Kulturgeschichtlich-ethnologisch wird die Kunst betrachtet von GROSSE (Anfänge d. Kunst), der auch die soziale Bedeutung der Kunst betont (l.c. S.299 ff.; der tiefste Grund und Wert der Kunst besteht in der Betätigung und in dem Genusse der Freiheit Kunstwiss. Studien 1900, S. 15), sowie von YRJÖ HIRN (Origins of art 1900) und K. BÜCHNER (Arb. u. Rhythmus), der die gesellige Arbeit als Auslöserin rhythmischer, ästhetischer Funktionen betrachtet.

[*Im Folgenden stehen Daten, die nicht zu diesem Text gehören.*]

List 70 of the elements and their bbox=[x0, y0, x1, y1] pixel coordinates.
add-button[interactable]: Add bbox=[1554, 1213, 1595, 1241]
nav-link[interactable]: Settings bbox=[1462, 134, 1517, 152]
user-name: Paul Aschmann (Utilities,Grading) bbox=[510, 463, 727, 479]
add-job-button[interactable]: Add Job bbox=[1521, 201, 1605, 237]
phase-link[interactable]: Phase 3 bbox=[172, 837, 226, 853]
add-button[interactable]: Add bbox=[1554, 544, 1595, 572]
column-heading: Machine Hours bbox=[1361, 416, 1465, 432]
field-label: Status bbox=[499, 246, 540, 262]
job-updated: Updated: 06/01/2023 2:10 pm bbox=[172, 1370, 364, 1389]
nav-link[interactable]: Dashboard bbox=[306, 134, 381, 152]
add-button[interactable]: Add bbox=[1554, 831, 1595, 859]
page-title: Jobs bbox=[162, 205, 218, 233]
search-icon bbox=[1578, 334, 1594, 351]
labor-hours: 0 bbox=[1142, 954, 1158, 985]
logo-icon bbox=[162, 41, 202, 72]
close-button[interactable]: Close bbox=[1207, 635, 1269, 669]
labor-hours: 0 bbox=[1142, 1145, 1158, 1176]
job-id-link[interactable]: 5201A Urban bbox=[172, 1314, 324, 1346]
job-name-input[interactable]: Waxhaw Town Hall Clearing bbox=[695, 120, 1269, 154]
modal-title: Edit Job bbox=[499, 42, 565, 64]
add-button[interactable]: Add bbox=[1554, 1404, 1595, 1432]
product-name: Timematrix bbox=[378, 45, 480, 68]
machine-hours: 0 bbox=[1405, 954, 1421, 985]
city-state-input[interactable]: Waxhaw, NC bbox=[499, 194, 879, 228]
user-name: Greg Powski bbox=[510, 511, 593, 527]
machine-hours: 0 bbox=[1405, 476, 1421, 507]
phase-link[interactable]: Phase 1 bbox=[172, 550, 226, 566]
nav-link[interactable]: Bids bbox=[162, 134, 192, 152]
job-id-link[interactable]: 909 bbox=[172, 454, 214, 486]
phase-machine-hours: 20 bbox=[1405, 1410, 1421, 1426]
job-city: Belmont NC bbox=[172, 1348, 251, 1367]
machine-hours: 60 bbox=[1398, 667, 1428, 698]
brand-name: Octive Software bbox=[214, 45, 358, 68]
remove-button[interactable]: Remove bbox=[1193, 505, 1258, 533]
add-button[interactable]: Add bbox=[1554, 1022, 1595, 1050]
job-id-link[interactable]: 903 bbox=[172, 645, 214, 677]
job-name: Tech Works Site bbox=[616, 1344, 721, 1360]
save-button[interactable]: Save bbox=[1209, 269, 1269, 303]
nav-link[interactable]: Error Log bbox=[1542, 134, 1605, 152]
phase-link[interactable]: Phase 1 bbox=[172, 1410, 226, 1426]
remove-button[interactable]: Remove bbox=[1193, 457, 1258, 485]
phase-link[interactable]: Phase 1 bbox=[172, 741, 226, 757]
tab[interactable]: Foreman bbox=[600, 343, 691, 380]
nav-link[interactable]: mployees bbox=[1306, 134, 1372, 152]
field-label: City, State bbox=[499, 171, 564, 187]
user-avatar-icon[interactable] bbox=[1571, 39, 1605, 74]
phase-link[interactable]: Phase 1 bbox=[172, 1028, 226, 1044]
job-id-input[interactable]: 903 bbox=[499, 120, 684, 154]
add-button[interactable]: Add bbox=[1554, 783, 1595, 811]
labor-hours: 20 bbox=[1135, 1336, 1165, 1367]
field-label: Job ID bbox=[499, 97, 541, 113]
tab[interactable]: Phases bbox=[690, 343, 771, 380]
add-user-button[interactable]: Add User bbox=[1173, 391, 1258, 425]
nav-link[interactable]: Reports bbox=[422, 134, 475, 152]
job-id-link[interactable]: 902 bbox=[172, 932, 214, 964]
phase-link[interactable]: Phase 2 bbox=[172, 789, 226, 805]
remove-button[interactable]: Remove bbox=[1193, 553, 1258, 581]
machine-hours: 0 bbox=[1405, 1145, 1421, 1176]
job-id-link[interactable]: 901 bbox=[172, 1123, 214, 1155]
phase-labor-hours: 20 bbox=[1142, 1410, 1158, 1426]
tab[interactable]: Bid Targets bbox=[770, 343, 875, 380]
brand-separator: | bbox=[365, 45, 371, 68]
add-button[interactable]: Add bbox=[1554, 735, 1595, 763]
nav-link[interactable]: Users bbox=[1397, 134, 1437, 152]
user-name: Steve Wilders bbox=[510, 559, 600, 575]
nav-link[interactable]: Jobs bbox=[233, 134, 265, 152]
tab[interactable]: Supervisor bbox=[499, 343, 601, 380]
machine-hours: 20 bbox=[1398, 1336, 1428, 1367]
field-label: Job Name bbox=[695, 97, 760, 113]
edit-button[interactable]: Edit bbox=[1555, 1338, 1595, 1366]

Die soziale Bedingtheit der Kunst betont (vorher schon u. a. DUBOS, PROUDHON, Du principe de l'art.., 1865) H. TAINE durch seine Theorie vom »Milieu«. »L'oeuvre d'art est déterminée par un ensemble qui est l'état général de l'esprit et des moeurs environnantes« (Phil. de l'art 1865, p. 17, 22, 98). Der Zweck des Kunstwerkes ist, einen wesentlichen Charakter, eine Idee deutlicher und vollständiger darzutun, als es die wirklichen Objekte tun (vgl. ZEITLER, Die Kunstphilos. von Hipp. Ad. Taine 1901). Die sociale Function der Kunst betonen u. a. besonders GUYAU (L'art au point de vue sociologique, 1888), er ist gegen »l'art pour l'art«. Durch die Kunst wird die sociale Solidarität und Sympathie erweckt und gesteigert (l.c. p. 15 u. ff.). »Le but le plus haut de l'art est de produire une émotion esthétique d'un caractère social« (l.c. p. 21). Ähnlich TARDE, G. SÉAILLES (Ess. sur le genre dans l'art2, 1897). Gegner dieser Auffassung ist u. a. RENOVIER (La théorie esthétique du jeu, Critique philos. 1885). Er vertritt die Kantsche Theorie (Nouv. Monadol. p. 312 ff.). M. BURCKHARD: »Einmal beeinflussen die sozialen Bestrebungen den gegenständlichen Inhalt der Kunst, und diese wirkt dann durch die künstlerische Gestaltung der durch sie propagierten Ideen fordernd auf die sociale Bewegung selbst zurück; dann aber hat die Kunst durch das ihr innewohnende formale Moment... einen mächtigen Einfluß auf die gesellschaftliche Entwicklung« (Ästh. u. Sozialwiss. 1895, S. 4 f.). Der Schönheitssinn »entsprang aus den Eindrücken, welche einerseits gewisse für die Entwicklung der Gattung förderliche Körpereigenschaften auf die Individuen dieser Gattung, anderseits die Erscheinungen der umgebenden Natur auf die inneren Stimmungen, insbesondere auf das ganze Liebesleben üben« (l.c. S. 11). Erst war das im Kampf ums Dasein Nützliche angenehm, schön, später gefiel das Schöne um seiner selbst willen (l.c. S. 70 f.). Eine reiche historische Zusammenstellung der Lehren von der Beziehung zwischen Kunst und Moral gibt E. REICH (Kunst u. Moral 1901), der die sociale Bedingtheit und Wirksamkeit der Kunst scharf betont. Zur Geschichte der Ästhetik vgl. R. ZIMMERMANN, Gesch. d. Ästh. 1858. M. SCHASLER, Krit. Gesch. d. Ästh. 1871. LOTZE, Gesch. d. Ästh. in Deutschl. 1868. V. STEIN, Die Entsteh. d. neuern Ästh. 1886. Vgl. Erhaben, Komisch, Tragisch, Form.